In short, you need not worry about movements because plenty of failsafe procedures ensure a successful LASIK operation.

eye laser correction
The topical anesthetic will eliminate any pain or discomfort during the procedure that may cause eye movement, the eyes will be kept hydrated, and the eyelids are held open. Additionally, modern LASIK devices are typically equipped with a safety shutoff. In the event that you do move accidentally during the procedure, which is very unlikely, the device will shut off very quickly, avoiding any accidental changes or nerve damage to the eye. The device is designed to react well before your surgeon can.

What to Expect after Surgery

You will feel little pain under normal circumstances, but your eyes might feel itchy, gritty, or watery.

Your ophthalmologist will prescribe eye drops and pain medication that will last you several hours after the surgery. They may require you to wear an eye shield at night to protect your eyes until you heal.

The first follow-up appointment will be two days after the surgery to check for healing and complications, and the next will be within six months.

LASIK Experience Frequently Asked Questions

What if I cry during LASIK?

LASIK surgery doesn’t take long, and it’s usually completed too quickly for crying. Even if it happens, the doctor can wipe away your tears and pause the surgery for a few seconds. You can ask your doctor to use a drying medication if it’s a concern.

What if I sneeze during LASIK?

Lasers monitor your eye’s micro-movements several times a second and will shut down the lasers when they detect the slightest movement caused by sneezing or coughing. Any involuntary movement will not affect the surgery.

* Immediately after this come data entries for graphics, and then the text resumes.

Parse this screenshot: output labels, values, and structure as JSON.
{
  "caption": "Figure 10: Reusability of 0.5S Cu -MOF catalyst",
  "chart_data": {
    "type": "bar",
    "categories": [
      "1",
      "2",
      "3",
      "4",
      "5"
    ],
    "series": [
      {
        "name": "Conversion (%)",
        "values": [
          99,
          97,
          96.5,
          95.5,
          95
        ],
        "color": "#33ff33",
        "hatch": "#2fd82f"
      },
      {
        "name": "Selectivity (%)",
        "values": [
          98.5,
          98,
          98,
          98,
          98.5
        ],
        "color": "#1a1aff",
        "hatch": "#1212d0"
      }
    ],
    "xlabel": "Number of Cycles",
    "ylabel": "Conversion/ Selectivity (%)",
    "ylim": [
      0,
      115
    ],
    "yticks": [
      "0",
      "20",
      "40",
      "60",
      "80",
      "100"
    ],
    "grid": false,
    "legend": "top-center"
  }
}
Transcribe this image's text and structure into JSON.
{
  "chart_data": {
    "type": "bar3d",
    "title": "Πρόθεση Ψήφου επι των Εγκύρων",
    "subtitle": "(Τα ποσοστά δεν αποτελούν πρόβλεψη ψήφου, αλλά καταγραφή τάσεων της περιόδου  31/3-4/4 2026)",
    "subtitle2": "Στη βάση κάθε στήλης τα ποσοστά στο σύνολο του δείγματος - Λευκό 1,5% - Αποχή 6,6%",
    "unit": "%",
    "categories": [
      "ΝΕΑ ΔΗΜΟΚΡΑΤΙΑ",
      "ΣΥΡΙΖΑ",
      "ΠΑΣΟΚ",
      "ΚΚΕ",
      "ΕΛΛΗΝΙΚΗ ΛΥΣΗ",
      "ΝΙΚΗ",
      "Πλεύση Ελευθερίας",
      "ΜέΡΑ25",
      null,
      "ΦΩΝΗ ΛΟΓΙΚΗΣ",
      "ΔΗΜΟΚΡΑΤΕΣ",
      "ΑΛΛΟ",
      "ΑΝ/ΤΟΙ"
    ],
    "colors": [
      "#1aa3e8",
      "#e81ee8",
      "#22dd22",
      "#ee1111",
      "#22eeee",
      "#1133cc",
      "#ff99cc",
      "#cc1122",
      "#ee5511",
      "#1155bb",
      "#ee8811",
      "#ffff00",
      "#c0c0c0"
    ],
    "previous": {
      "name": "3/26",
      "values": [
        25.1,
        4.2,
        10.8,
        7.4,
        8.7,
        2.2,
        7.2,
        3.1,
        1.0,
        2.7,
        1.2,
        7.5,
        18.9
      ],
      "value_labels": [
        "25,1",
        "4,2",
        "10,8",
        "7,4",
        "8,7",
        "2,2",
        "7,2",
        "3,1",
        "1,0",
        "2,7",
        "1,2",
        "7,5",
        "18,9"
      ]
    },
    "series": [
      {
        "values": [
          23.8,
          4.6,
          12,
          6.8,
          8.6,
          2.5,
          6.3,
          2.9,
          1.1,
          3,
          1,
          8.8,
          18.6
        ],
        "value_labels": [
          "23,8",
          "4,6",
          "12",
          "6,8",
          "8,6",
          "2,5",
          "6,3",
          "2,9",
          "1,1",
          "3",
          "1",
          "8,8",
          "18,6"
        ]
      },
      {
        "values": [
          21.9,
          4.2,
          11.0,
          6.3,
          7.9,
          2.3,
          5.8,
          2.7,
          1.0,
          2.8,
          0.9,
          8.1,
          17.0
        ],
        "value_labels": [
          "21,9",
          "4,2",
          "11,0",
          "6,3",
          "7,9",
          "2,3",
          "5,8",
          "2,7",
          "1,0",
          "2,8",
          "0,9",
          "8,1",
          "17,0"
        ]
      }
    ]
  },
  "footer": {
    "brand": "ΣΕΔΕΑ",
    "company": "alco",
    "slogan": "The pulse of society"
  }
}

What if I blink during LASIK?

It should be impossible to blink during this procedure. Surgeons secure an eyelid speculum, which stops eyelid movement. Doctors also keep your eyes lubricated to prevent dryness and eliminate the need to blink.

Can I smoke after LASIK?

Your eye doctor will likely advise you not to smoke until the cornea heals. Smoke tends to irritate eyes, cause dry eyes, and slow down the natural healing process of any tissues it encounters.


  1. Patient-Perceived Pain During Laser In-Situ Keratomileusis: Comparison of Fellow Eyes. (March 2012). Journal of Cataract and Refractive Surgery.
  2. Anesthesia Risks. American Society of Anesthesiologists.
  3. The 25th Anniversary of Laser Vision Correction in the United States. (March 2021). Clinical Ophthalmology.